Lewis also makes for a perfect Italian horror heroine. She never did much horror other than this film and Embrace of the Vampire, a sleazy slice of direct to VHS junk that burned up the rental shelves thanks to scenes with Alyssa Milano interacting with Lewis.

You can get this from Revok, but here’s hoping for a major release from Severin.

The Sister of Ursula (1978)

After their father’s death, two gorgeous sisters – the sensitive Ursula (Barbara Magnolfi, Suspiria, Cut and Run) and promiscuous Dagmar (Stefania D’Amario, Zombie, Nightmare City) decide to escape to the seaside resort town Amalfi. Oh, if they only knew the madness that waited there!

The island is quite literally awash with the wrong guys, the wrong girls, the wrong couples and a killer who tears people apart with the biggest member this side of Incubus. Get ready for a movie that isn’t sure if it wants to be sexploitation or giallo but is ready to do everything that it can to entertain you.

Director and writer Enzo Milioni also was behind the Lucio Fulci presented Luna di Sangue. In this movie, he’s created a world of pleasure and murder, which at times exists side by side. It seems from the cut I’ve seen that there may have been even longer — and more explicit — lovemaking scenes.

So who is the killer? Dagmar’s new man Filipo (Marc Porel, The Psychic), who just might also be a drug smuggler? The hotel owner (Yvonne Harlow, who claimed to be the great-granddaughter of Jean Harlow)? Perhaps dad isn’t quite so dead? Or are the sisters both insane? After all, Dagmar is given to loving herself just feet away from her sister, who hates just about everyone she meets.

According to Milioni, Porel was a drug addict who had earned a bad reputation as an actor. Magnolfi got him hired for the film and he behaved for the entire shoot and ended up getting clean. Sadly, while shooting a commercial in Monaco, he relapsed and overdosed.

You can get this from Severin.

Blue Eyes of the Broken Doll (1974)

This movie is also known as House Of Psychotic Women, which is an edited version for U.S. audiences. There’s also an even further edited TV version called House of Doom. I’ll tell you, this is the only movie I can think of where the children’s song “Frere Jacques” plays during murders.

It was directed by Carlos Aured, who would also make Horror Rises from the Tomb, Curse of the Devil and The Mummy’s Revenge with this movie’s star and co-writer, Paul Naschy.

Naschy plays a ne’er do well named Gilles who wanders into a French town looking for work but ends up getting a ride from a woman named Claude (Diana Lorys, Fangs of the Living Dead) with a fake hand.

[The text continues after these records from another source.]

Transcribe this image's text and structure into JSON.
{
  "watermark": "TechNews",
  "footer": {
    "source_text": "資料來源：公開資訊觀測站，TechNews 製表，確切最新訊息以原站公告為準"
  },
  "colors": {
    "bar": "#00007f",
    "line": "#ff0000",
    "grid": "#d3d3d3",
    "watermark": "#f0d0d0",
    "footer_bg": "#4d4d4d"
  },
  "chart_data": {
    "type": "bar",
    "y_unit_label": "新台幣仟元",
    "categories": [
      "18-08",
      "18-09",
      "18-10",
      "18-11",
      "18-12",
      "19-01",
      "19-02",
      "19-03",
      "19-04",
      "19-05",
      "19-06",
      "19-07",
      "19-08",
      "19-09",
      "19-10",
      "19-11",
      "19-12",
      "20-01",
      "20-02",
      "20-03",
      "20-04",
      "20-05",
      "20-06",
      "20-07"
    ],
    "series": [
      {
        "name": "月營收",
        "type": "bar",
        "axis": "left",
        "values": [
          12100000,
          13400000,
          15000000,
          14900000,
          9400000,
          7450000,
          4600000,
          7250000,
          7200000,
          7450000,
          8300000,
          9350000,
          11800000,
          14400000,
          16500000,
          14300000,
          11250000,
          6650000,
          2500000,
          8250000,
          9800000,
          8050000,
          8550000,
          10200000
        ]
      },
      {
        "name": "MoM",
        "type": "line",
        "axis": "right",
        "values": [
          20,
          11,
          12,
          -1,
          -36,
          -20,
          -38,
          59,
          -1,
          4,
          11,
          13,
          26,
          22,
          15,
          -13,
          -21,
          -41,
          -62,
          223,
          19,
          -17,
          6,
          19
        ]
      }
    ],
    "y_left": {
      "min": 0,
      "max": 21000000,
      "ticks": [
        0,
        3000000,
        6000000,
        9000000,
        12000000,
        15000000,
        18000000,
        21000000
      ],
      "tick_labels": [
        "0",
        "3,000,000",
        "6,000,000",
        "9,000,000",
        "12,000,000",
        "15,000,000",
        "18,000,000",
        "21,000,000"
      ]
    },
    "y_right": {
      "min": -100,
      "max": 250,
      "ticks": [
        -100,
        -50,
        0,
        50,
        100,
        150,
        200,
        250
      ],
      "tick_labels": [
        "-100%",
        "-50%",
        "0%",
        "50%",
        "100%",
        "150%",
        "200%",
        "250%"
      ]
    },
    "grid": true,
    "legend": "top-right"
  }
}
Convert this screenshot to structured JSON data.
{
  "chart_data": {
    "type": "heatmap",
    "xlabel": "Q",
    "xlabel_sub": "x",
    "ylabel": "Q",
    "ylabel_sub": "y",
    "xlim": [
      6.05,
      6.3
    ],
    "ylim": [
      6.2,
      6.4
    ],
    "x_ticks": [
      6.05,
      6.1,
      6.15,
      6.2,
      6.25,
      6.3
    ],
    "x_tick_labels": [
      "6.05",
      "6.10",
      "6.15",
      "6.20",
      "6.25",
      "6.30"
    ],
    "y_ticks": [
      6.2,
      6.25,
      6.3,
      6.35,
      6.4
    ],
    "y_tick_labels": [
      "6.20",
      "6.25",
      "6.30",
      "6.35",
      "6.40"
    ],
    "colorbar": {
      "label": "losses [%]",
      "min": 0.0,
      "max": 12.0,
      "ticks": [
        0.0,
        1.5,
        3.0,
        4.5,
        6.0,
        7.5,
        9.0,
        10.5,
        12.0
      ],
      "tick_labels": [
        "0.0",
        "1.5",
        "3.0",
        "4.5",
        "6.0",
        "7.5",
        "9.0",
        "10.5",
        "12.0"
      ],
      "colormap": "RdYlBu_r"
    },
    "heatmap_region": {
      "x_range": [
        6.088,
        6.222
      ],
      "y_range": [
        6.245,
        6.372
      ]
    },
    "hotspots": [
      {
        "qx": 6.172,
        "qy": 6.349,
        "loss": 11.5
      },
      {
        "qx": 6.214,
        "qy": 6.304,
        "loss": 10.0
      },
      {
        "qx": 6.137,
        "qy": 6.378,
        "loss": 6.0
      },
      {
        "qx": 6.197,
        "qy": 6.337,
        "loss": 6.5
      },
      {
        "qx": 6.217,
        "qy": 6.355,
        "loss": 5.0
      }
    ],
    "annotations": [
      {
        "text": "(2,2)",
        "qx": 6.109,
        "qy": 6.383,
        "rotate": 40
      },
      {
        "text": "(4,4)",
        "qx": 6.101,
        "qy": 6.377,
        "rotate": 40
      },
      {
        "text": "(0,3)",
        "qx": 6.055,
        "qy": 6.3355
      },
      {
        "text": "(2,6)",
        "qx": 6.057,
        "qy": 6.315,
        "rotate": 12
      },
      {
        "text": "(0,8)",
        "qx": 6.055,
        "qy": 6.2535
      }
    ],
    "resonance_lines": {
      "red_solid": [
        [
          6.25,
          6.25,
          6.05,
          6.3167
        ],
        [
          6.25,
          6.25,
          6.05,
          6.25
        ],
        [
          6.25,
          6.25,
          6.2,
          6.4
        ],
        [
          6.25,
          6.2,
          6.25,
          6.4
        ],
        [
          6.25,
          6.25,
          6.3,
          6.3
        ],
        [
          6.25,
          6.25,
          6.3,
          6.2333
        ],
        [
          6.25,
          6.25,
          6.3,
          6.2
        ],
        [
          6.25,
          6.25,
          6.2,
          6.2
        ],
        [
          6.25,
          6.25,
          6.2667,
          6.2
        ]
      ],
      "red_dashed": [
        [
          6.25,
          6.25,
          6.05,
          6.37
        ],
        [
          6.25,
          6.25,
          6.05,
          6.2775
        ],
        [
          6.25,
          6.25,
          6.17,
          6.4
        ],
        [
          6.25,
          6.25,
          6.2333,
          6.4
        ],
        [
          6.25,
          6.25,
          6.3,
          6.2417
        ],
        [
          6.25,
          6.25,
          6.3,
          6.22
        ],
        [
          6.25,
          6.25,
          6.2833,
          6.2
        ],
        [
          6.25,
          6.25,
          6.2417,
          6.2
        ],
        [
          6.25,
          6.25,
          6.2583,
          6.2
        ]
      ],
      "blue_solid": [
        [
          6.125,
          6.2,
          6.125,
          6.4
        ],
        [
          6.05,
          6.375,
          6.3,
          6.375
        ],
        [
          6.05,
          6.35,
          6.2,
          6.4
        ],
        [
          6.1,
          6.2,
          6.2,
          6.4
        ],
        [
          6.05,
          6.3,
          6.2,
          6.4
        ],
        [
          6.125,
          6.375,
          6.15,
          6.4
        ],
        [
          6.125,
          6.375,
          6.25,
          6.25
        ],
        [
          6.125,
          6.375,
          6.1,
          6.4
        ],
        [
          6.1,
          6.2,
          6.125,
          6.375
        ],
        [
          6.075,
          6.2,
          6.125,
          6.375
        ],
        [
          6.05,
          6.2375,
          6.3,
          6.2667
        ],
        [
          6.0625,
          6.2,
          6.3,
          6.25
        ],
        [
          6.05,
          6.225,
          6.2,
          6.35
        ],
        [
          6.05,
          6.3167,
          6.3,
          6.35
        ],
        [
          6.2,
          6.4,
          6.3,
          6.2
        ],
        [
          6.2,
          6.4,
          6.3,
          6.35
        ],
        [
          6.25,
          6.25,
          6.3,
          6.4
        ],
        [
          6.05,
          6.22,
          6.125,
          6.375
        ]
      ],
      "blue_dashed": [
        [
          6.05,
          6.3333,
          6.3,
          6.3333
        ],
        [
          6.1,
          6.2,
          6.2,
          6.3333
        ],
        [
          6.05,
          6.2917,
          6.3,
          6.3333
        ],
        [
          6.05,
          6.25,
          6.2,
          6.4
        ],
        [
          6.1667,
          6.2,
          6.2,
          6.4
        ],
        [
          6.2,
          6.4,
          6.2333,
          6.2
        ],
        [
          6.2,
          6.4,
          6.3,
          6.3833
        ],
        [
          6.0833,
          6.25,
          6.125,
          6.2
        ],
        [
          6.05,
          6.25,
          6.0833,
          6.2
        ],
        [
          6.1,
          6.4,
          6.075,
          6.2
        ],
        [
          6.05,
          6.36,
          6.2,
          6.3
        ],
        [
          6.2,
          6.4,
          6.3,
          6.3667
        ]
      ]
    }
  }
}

She soon hires him to put in some work on the house that she shares with her sisters, the insatiable Nicole (Eva Leon) and the wheelchair-bound Yvette (Maria Perschy).

Oh yeah — it’s giallo week. I forgot to mention that a black-gloved killer is murdering only blue-eyed women and putting them eyeballs into glasses of water. The top suspect? Lucio Fulci. No, no, it’s Gilles.

All those eyeball scenes earned this movie a spot on the section 3 video nasty list. Trust me — it’s not as rough as many of the films on that list, but it probably disturbed enough people that it got picked. It’s an odd film with a strange atmosphere.

You can grab this as part of Shout! Factory’s The Paul Naschy Collection set.